SELECT id,user,time,LEFT(info,100) AS query
FROM information_schema.PROCESSLIST
WHERE command != 'Sleep' AND time > 5
ORDER BY time DESC"
}
# ── Live error rate ───────────────────────────────────────
live_errors() {
echo "Tailing error log (Ctrl+C to stop):"
tail -f /var/log/myapp/app.log | grep --color=auto -E "ERROR|CRITICAL|FATAL"
}
echo "Incident Investigation Commands:"
echo " top_cpu — CPU hotspot analysis"
echo " top_disk — Disk usage investigation"
echo " active_connections — Who is connected"
echo " db_hotspots — Slow database queries"
echo " live_errors — Tail error log"
echo ""
echo "Or run: ./incident_snapshot.sh INC-$(date +%Y%m%d-%H%M%S)"

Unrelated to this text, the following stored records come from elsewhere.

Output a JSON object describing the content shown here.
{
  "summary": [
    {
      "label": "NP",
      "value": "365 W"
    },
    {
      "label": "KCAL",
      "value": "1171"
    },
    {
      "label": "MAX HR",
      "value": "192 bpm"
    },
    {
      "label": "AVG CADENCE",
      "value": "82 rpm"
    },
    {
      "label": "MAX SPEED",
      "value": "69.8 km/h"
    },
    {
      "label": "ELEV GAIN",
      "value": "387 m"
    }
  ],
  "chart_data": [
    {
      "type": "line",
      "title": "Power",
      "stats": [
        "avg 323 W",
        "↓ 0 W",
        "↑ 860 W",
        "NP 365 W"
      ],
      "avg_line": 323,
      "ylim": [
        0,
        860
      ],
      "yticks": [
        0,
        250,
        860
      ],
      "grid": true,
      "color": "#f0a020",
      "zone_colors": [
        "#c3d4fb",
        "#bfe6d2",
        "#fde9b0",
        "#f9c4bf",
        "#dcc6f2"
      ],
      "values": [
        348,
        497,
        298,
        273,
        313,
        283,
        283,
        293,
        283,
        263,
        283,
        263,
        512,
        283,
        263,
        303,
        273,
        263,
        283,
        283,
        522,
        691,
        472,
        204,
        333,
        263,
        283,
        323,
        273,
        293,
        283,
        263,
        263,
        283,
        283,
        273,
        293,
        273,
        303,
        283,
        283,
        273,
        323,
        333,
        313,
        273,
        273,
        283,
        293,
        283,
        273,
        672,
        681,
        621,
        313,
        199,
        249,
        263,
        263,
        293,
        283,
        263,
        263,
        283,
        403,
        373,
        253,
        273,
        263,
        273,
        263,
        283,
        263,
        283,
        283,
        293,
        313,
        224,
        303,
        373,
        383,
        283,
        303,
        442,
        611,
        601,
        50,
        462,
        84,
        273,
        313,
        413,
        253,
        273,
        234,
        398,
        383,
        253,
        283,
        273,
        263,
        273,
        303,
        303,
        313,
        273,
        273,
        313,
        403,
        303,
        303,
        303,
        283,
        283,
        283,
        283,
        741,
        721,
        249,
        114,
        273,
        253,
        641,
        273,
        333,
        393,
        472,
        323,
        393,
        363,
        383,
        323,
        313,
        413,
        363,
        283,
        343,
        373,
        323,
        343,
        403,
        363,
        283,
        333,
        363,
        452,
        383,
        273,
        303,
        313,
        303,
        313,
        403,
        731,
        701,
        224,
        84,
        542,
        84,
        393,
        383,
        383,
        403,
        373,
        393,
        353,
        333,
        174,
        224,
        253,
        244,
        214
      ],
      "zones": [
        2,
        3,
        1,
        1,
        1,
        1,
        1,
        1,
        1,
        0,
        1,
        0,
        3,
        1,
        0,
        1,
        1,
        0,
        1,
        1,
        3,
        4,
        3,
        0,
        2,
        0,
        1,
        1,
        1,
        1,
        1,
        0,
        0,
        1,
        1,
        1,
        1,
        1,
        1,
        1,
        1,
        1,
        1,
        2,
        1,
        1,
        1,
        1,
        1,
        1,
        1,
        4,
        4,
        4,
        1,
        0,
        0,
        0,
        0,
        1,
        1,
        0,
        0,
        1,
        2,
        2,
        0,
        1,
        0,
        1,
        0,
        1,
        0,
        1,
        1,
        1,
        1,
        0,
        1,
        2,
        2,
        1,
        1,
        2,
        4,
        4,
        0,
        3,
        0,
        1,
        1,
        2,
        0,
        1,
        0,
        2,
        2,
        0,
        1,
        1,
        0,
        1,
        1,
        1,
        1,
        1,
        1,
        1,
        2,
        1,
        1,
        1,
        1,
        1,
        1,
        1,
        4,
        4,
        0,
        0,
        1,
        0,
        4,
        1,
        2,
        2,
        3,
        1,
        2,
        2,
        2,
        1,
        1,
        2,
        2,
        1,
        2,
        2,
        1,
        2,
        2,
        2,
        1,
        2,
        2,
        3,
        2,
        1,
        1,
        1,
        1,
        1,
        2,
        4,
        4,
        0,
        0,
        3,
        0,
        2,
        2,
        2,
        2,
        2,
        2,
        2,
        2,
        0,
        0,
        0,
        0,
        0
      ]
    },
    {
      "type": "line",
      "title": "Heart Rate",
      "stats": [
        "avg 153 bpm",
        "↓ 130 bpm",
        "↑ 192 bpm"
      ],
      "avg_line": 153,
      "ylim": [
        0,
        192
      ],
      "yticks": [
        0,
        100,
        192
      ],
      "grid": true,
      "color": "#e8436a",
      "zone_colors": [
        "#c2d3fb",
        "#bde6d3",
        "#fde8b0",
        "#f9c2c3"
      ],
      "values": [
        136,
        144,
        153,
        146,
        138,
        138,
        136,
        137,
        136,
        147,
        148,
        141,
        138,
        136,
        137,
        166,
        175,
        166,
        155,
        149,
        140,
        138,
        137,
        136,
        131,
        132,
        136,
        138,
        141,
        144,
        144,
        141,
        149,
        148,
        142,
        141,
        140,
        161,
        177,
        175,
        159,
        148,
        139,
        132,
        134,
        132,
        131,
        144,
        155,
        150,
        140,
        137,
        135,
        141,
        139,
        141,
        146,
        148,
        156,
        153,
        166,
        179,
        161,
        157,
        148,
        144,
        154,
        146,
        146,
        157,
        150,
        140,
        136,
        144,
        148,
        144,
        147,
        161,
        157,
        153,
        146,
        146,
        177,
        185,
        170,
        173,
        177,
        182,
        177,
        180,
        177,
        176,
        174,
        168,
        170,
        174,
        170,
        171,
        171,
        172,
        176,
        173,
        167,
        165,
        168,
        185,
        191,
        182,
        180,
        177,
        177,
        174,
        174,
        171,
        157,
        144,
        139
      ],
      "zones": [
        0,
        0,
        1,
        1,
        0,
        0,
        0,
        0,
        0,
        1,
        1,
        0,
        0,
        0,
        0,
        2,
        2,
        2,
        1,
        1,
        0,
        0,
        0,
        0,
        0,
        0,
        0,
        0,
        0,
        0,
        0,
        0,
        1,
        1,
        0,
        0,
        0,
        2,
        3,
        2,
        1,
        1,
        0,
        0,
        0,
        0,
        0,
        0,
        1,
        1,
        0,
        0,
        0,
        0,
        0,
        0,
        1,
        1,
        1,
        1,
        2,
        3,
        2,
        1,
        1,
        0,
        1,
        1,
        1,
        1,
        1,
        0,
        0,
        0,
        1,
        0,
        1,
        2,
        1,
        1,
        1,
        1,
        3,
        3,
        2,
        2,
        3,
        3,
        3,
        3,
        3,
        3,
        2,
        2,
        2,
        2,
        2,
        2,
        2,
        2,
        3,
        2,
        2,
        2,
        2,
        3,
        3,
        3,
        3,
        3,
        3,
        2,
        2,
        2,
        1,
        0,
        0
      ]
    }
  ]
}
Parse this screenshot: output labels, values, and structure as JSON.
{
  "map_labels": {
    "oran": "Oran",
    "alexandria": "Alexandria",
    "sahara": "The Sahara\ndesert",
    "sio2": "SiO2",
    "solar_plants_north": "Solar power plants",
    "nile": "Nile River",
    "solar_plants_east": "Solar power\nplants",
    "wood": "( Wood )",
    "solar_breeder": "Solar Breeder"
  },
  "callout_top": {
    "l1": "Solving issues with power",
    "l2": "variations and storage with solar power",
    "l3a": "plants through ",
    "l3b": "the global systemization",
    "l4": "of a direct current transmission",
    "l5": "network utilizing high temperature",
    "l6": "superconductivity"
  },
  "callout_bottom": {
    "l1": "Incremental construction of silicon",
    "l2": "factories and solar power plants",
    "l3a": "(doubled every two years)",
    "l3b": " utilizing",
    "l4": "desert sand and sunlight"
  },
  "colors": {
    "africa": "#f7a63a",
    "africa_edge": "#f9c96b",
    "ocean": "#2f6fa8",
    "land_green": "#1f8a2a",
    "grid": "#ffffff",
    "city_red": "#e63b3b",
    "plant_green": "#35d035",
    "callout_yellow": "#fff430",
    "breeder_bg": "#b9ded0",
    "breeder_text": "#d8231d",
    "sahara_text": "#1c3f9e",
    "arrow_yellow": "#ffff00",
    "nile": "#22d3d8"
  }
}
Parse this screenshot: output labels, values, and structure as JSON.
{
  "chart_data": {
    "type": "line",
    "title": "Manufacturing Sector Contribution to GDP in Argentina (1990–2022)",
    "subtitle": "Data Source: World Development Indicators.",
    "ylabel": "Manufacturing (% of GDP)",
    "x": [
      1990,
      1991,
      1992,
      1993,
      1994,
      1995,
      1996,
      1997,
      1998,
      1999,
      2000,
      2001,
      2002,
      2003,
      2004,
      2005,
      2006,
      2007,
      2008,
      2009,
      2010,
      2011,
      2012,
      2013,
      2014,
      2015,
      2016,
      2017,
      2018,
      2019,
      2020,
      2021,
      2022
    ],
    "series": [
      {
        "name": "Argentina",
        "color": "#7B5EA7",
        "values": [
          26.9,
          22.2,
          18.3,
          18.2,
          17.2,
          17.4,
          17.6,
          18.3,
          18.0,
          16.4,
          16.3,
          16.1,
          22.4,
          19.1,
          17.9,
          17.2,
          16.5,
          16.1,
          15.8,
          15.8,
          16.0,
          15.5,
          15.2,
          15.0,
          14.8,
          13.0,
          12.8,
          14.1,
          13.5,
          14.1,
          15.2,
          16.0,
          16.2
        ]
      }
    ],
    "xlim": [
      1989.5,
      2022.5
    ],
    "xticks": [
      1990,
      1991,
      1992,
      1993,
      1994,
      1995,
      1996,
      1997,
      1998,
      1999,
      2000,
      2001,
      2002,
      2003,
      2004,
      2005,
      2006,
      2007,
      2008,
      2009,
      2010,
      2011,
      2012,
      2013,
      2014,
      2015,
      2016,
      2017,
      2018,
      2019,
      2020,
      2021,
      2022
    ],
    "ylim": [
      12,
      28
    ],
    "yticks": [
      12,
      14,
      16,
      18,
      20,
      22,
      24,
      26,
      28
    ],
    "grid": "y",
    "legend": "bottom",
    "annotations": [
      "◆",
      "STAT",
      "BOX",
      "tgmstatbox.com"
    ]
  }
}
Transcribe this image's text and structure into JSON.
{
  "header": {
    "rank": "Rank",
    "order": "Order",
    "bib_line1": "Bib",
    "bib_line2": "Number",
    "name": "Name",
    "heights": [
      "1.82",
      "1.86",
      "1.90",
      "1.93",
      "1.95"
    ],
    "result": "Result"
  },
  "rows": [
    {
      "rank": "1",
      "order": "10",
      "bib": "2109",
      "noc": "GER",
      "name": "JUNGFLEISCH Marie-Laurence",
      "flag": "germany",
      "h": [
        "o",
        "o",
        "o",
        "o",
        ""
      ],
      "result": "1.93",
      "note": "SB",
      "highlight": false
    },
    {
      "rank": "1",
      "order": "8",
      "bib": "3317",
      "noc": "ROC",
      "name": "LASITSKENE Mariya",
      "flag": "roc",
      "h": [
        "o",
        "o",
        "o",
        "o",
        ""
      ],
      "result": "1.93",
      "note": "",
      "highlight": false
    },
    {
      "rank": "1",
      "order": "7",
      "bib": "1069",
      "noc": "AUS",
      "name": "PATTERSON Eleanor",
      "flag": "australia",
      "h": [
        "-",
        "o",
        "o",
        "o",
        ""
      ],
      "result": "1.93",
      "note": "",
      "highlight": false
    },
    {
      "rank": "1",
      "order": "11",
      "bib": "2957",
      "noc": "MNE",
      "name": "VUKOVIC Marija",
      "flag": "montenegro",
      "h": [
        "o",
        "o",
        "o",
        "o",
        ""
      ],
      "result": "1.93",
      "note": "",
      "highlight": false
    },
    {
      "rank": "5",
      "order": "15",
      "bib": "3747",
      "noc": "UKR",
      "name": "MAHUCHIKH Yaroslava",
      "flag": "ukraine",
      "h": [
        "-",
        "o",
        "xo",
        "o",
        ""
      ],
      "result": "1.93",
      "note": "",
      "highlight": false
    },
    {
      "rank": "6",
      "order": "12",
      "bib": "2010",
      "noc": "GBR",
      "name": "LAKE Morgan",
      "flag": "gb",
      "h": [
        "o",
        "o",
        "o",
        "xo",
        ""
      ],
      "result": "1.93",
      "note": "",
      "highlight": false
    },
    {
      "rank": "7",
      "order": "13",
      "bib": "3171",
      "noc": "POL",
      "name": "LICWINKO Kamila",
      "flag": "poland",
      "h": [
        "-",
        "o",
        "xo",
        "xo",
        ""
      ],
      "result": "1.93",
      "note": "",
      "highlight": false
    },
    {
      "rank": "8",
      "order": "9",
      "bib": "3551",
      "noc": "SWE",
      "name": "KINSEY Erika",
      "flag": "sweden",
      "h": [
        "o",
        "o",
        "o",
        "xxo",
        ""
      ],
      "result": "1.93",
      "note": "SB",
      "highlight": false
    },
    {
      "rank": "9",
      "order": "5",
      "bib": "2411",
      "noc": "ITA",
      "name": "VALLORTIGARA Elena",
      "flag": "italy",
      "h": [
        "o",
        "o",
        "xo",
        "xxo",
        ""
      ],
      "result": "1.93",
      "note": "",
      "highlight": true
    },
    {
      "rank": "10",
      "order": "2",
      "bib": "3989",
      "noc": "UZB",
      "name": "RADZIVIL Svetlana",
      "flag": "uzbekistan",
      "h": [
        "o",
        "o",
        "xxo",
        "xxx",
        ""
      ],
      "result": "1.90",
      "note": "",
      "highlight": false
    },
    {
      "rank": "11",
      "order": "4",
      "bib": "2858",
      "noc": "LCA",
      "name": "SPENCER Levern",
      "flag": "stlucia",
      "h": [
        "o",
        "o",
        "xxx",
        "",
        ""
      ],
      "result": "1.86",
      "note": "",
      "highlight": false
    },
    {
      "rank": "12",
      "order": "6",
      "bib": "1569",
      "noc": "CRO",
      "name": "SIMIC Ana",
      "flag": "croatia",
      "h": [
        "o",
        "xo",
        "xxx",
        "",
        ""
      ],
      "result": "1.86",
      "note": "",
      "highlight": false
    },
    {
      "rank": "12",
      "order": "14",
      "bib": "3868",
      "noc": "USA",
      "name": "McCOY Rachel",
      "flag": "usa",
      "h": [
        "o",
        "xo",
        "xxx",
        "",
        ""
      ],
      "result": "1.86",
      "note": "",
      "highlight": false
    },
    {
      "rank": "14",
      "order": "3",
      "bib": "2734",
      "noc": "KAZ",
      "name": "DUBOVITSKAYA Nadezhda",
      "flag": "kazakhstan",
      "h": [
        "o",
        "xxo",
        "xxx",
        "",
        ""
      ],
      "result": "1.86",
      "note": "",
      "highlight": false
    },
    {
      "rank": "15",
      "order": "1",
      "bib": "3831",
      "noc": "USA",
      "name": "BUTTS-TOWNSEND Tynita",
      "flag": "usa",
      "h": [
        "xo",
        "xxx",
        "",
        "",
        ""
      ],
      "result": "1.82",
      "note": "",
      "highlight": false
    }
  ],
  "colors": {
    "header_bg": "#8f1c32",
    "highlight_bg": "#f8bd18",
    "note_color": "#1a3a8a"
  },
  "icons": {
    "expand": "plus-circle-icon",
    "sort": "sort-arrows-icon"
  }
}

✔ Incident response rules — Capture state first, investigate second — system state changes fast during an incident. Store everything to files with timestamps so post-incident review is possible. Run the snapshot script at the start of every incident, not after you've fixed it. Keep the incident ID consistent across all files, logs, and Slack messages. Package the snapshot as a tarball for sharing with team members and for archiving.